— DOSSIER —

Le rire est un mouvement de l’être, en général involontaire, provoqué par une émotion. Il présente de multiples facettes et son déclenchement est dépendant des situations, des personnes, des cultures, de la morale ambiante. Tous les travers de la société et des humains qui la composent pourraient prêter à rire, mais beaucoup ne le supportent pas et s’arc-boutent sur des positions normatives qui tendent à discréditer toute forme de rire. Or, s’il convient de s’assurer que le rire ne s’exerce pas aux dépens de quelqu’un, qu’il ne sert pas à l’humilier, à le dominer ou à le discréditer, il n’est pas possible de s’affranchir de cette ultime liberté, de cette échappée irrésistible qui offre une porte de sortie lorsque l’émotion compromet la résolution de certaines tensions.

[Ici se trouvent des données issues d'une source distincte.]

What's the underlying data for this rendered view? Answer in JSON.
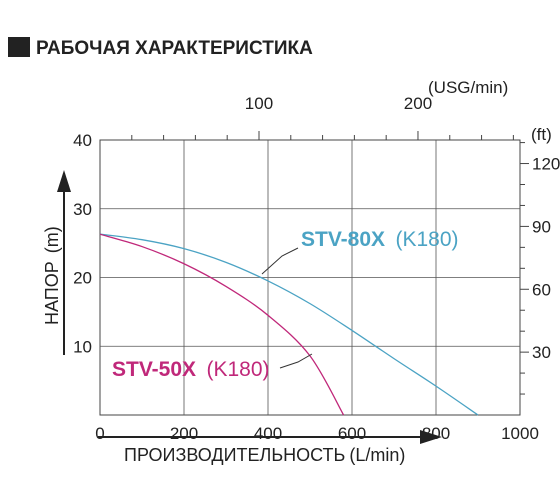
{
  "chart_data": {
    "type": "line",
    "title": "РАБОЧАЯ ХАРАКТЕРИСТИКА",
    "xlabel": "ПРОИЗВОДИТЕЛЬНОСТЬ",
    "xunit": "(L/min)",
    "ylabel": "НАПОР",
    "yunit": "(m)",
    "x2unit": "(USG/min)",
    "y2unit": "(ft)",
    "xlim": [
      0,
      1000
    ],
    "ylim": [
      0,
      40
    ],
    "x_ticks": [
      "0",
      "200",
      "400",
      "600",
      "800",
      "1000"
    ],
    "y_ticks": [
      "10",
      "20",
      "30",
      "40"
    ],
    "x2_ticks": [
      "100",
      "200"
    ],
    "y2_ticks": [
      "30",
      "60",
      "90",
      "120"
    ],
    "grid": true,
    "series": [
      {
        "name": "STV-80X",
        "model": "(K180)",
        "color": "#4ba3c4",
        "points": [
          [
            0,
            26.3
          ],
          [
            100,
            25.5
          ],
          [
            200,
            24.2
          ],
          [
            300,
            22.2
          ],
          [
            400,
            19.5
          ],
          [
            500,
            16.2
          ],
          [
            600,
            12.3
          ],
          [
            700,
            8.2
          ],
          [
            800,
            4.2
          ],
          [
            900,
            0
          ]
        ]
      },
      {
        "name": "STV-50X",
        "model": "(K180)",
        "color": "#c0287a",
        "points": [
          [
            0,
            26.3
          ],
          [
            100,
            24.5
          ],
          [
            200,
            22.0
          ],
          [
            300,
            18.7
          ],
          [
            400,
            14.5
          ],
          [
            500,
            8.6
          ],
          [
            580,
            0
          ]
        ]
      }
    ]
  }
}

Dans le monde du soin, on rit souvent pour ne pas pleurer. Le rire facilite les relations entre soignants comme entre patients et soignants, dédramatise et permet d’affronter certaines situations délicates. Il peut s’exercer contre l’ordre établi, permet une décompression qui favorise le recul indispensable à l’analyse des faits et au soulagement des tensions. Il est souvent communicatif. Il assure une certaine cohésion des équipes soignantes face aux difficultés de leur travail et à la fatigue. Dans le colloque singulier qu’est la consultation, il peut installer une connivence entre le soignant et le patient et ainsi alléger la charge émotionnelle. Il peut aussi échapper complètement à la maîtrise jusqu’au fou rire qui en est l’ultime expression.

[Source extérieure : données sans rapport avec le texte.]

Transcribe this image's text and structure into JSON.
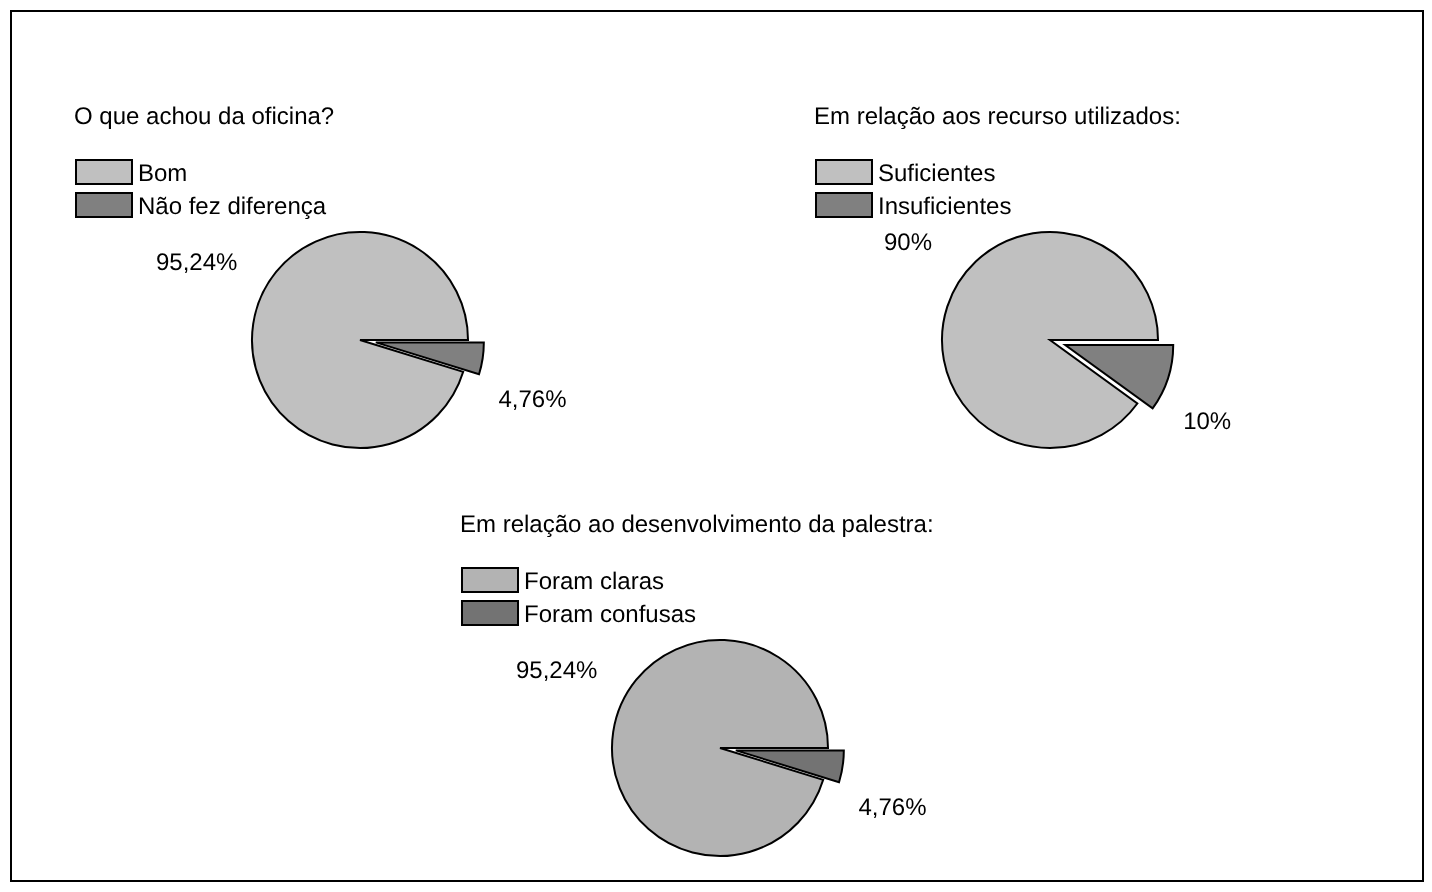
{
  "chart_data": [
    {
      "type": "pie",
      "title": "O que achou da oficina?",
      "categories": [
        "Bom",
        "Não fez diferença"
      ],
      "values": [
        95.24,
        4.76
      ],
      "colors": [
        "#c0c0c0",
        "#808080"
      ],
      "value_labels": [
        "95,24%",
        "4,76%"
      ],
      "legend": "top left"
    },
    {
      "type": "pie",
      "title": "Em relação aos recurso utilizados:",
      "categories": [
        "Suficientes",
        "Insuficientes"
      ],
      "values": [
        90,
        10
      ],
      "colors": [
        "#c0c0c0",
        "#808080"
      ],
      "value_labels": [
        "90%",
        "10%"
      ],
      "legend": "top left"
    },
    {
      "type": "pie",
      "title": "Em relação ao desenvolvimento da palestra:",
      "categories": [
        "Foram claras",
        "Foram confusas"
      ],
      "values": [
        95.24,
        4.76
      ],
      "colors": [
        "#b3b3b3",
        "#737373"
      ],
      "value_labels": [
        "95,24%",
        "4,76%"
      ],
      "legend": "top left"
    }
  ]
}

Or cette multiplicité de formes, si elle peut s’avérer dérangeante comme toute manifestation intempestive et incongrue, devient source de créativité en particulier dans un univers tellement chargé d’émotions négatives. Pour autant, lorsque la normalisation prend le pas sur cette créativité et rend taboue toute tentative de diversion, cela contribue à l’éclosion du désespoir, du burn-out, d’une démobilisation des soignants à laquelle on assiste actuellement. Cela montre à quel point, sans la possibilité de rire, soigner devient insupportable.

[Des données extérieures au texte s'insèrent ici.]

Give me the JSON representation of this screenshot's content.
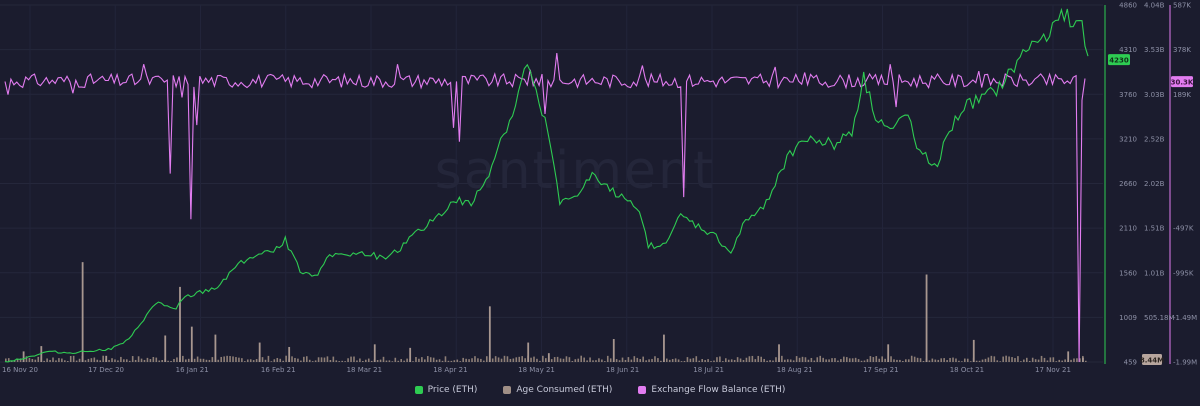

Les auteurs proposent un kaléidoscope de situations où il apparaît que ce rire peut être salvateur, résistant, inventif, voire subversif tout en restant respectueux de ceux, dont le rieur lui-même, qui en sont les sujets.

Il reste à ne jamais oublier de se questionner sur le statut qu’on accorde à l’autre dont on rit, à ce qui nous fait rire en lui, et à prendre conscience que ce dont on se moque chez lui est souvent présent en nous.